Tension Between Russia, Georgia Heats Up

The Associated Press
Sunday, October 1, 2006; 2:55 PM

TBILISI, Georgia -- The Cold War is long over, but the tension between Georgia and Russia revisits many of its issues _ allegations of spying by Moscow, suspicions of interference by the United States and concerns that a hot war will start without some sort of compromise.

Last week's arrest of four Russian soldiers on charges of spying pushed a decade of animosity between Russia and Georgia to new heights. Russia recalled its ambassador, called Georgia a "bandit state" and stopped issuing visas to Georgians.

The reactions were far stronger than the tit-for-tat expulsions that usually accompany espionage scandals.

Amid an exchange of angry words, Russian President Vladimir Putin's response on Sunday stood out _ likening Georgia's actions to those of Lavrenti Beria, the Georgian who headed the Soviet secret police under Joseph Stalin, and calling them "state terrorism."

But also Sunday, Putin took a step that could keep the tensions from spiraling further by ordering the defense ministry to continue its plans for withdrawing troops from Georgia. A Russian general a day earlier had announced that the plans were suspended.

Georgia's West-leaning government resents Russia for its close contacts with two separatist Georgian regions, for its reluctance to pulling out thousands of troops based in the country as a Soviet-era holdover and for economic pressure including sharply increasing the price of natural gas to banning Georgian wine, one of the country's major exports.

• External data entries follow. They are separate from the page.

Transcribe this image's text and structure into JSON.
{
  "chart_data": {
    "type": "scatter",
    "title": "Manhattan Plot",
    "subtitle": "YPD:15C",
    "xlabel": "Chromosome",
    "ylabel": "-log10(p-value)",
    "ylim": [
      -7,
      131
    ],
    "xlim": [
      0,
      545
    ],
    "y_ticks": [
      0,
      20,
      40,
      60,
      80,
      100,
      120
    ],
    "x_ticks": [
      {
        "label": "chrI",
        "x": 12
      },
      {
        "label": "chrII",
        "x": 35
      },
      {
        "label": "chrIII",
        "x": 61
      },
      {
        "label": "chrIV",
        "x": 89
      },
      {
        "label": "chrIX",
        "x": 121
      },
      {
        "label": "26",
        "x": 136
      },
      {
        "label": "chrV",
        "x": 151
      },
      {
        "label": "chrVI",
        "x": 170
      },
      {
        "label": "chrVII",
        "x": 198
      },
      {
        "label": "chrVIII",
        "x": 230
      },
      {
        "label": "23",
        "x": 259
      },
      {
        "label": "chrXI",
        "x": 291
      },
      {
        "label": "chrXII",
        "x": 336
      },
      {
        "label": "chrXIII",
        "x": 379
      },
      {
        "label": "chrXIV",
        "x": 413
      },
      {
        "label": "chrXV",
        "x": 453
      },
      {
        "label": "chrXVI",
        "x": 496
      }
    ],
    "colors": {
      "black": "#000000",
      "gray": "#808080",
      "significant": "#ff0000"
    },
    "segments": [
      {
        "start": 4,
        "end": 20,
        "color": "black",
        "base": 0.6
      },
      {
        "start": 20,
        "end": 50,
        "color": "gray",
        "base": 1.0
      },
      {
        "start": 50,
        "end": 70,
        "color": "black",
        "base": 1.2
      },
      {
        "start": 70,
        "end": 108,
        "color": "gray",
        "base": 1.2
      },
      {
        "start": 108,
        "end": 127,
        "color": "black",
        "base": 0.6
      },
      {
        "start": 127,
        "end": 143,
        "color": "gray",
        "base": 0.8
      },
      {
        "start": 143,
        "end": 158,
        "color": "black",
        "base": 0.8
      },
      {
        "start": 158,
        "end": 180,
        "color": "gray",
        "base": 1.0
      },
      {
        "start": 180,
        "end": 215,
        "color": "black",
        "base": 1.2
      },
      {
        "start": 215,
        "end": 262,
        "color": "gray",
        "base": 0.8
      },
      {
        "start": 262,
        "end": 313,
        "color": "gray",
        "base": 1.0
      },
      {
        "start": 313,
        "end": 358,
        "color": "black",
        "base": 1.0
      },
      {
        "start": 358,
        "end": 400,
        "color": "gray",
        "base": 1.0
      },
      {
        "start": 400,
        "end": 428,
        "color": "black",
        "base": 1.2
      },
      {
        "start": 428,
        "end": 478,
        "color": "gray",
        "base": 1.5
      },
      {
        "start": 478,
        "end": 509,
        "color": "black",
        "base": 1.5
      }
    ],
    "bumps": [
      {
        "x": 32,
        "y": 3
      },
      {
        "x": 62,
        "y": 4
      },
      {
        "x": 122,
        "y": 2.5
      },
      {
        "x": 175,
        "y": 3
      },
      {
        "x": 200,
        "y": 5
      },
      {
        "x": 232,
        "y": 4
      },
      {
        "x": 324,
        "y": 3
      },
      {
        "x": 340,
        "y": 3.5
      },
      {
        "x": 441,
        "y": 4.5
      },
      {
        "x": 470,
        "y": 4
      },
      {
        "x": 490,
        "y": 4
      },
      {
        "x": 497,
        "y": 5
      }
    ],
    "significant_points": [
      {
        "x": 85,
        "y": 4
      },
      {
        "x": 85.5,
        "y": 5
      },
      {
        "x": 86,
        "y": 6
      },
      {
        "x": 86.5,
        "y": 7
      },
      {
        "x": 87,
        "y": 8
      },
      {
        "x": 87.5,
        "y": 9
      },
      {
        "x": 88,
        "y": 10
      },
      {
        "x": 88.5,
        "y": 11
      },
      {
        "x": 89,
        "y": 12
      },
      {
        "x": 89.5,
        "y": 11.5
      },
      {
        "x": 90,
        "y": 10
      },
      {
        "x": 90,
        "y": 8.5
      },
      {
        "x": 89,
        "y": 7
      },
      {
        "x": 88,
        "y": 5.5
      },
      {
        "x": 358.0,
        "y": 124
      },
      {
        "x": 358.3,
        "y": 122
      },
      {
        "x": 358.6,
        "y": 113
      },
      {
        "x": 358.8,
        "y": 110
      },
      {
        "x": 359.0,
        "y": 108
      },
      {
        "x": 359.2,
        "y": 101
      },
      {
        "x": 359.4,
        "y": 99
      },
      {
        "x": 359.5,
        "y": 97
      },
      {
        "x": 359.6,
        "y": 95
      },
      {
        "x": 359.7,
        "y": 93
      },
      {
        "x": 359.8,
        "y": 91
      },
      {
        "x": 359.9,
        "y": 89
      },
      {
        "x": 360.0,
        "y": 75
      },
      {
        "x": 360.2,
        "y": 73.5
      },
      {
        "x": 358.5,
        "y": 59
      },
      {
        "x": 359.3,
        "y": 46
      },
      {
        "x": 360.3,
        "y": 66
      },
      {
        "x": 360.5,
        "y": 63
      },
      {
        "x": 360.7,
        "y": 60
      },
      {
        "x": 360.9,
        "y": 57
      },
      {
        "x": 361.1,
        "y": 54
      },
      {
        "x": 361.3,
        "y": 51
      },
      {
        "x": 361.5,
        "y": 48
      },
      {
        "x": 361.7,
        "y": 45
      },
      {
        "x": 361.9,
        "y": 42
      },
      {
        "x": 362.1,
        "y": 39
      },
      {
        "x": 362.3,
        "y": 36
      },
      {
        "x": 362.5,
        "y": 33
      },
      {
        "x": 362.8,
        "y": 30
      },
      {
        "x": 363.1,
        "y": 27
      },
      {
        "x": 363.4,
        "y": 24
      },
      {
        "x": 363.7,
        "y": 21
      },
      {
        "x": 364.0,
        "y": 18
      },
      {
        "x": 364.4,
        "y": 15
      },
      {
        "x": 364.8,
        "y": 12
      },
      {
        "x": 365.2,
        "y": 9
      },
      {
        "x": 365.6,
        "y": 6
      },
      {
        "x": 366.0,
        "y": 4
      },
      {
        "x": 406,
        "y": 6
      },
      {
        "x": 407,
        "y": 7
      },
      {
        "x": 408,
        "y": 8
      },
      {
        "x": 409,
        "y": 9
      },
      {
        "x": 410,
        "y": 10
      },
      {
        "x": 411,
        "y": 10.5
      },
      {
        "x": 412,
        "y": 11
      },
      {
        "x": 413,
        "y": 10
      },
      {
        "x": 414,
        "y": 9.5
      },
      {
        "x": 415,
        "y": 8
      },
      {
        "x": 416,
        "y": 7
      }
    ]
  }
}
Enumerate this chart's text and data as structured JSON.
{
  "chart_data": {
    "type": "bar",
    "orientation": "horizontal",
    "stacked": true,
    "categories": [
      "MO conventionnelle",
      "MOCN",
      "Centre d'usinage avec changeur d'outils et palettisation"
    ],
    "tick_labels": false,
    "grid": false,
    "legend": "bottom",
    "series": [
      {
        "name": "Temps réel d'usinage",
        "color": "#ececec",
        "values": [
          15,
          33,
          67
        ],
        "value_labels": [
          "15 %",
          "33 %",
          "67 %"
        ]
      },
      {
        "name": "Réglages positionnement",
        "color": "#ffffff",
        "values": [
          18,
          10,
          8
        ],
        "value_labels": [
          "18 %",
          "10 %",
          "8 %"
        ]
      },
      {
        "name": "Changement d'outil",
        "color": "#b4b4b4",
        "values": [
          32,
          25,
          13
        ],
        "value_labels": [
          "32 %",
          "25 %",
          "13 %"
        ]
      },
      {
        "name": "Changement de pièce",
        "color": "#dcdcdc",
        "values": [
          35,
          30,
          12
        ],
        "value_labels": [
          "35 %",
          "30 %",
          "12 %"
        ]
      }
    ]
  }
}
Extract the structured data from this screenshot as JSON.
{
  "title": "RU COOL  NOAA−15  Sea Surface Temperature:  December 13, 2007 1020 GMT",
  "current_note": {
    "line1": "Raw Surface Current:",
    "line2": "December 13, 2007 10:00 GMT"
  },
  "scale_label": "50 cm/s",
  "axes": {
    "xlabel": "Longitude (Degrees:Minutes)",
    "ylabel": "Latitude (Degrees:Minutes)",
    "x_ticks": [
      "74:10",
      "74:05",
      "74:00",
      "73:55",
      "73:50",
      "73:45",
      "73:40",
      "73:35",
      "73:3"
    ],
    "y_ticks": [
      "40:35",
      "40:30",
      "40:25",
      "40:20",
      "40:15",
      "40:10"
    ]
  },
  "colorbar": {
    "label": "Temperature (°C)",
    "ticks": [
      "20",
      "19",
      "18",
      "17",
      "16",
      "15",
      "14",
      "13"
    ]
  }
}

Russia in turn resists Georgia's drive to join NATO, its demands for the withdrawal of Russian forces and President Mikhail Saakashvili's determination to re-exert control over the breakaway regions of Abkhazia and South Ossetia, both of which seek possible annexation into Russia and have Russian forces present as peacekeepers.

It was also annoyed that a major oil pipeline from the Caspian Sea to Turkey runs through Georgia, bypassing Russia, and bristled when Georgia arrested a dozen opposition figures that Tbilisi claimed were plotting a coup with Russian backing.

The Kremlin saw Saakashvili's coming to power as an illegitimate regime change driven by Western governments, and the Western-educated Georgian leader has persistently aggravated Russia.

He went after the Russia-connected leader of the renegade province of Adzharia; then a seizure of Russian trucks in South Ossetia set off skirmishes there. Georgia took control of a small section of Abkhazia this year _ and last week renamed it Upper Abkhazia _ prompting Russian statements of support for the regions' drive for self-determination.

And last month he told the United Nations General Assembly that Russia was conducting a "gangster occupation" in the separatist regions. But relations were tense even with Saakashvili's predecessor Eduard Shevardnadze, who favored eventually joining NATO and had accepted U.S. troops and aid to buff up Georgia's impoverished army.

"There was already a kind of slowly developing cold war under Shevardnadze ... but when Saakashvili came to power, he sped up the process," said Ghia Nodia, an analyst with the Caucasus Institute for Peace Democracy and Development.

In the view of Sergei Markov, a Kremlin-connected analyst, the spying scandal is the next step in pushing tensions to all-out conflict.

"I think all these actions have, as their final goal, preparation for military operations first in South Ossetia and then in Abkhazia," Markov was quoted as saying by the RIA-Novosti news agency.

"One cannot rule out that there will be military conflicts or military incidents," agreed Georgian analyst Ramaz Sakvarelidze.

To avoid war, Sakvarelidze suggested, Georgia could stop its demand that Russian peacekeepers leave the separatist regions if, in turn, the troops changed their mandate from being "a wall between conflicting sides to a positive role in helping to build up relations." Georgia alleges the Russian troops support the separatists, essentially making Abkhazia and South Ossetia into proxy states.

Russia meanwhile wields significant influence over Georgia with its natural gas supplies. However, if it tried to cut off supplies, that could encourage Georgia to buy gas from Iran, as it did last winter when an explosion disrupted Russian deliveries to Georgia. That could also lead to new complaints from the West that Russia uses gas as a political weapon.

Russia last week tried to exert international pressure on Georgia by proposing a U.N. Security Council statement expressing grave concern at Tbilisi's actions. But the United States balked _ potentially increasing Russian suspicions that the United States is behind the latest tensions.

"It's obvious that the Georgian authorities have decided on this step under the dictates of the American special services," Communist Party leader Gennady Zyuganov said last week.

The United States has pursued close relations with Georgia and says its aid is aimed at boosting the country's security and democratic institutions.

Last week, Deputy Assistant Secretary of State Matthew Bryza urged Russia and Georgia to negotiate, but Putin echoed Russia's suspicions on Sunday.

"These people think that under the roof of their foreign sponsors they can feel comfortable and secure. Is it really so?" Putin said.


AP correspondent Jim Heintz in Moscow contributed to this report.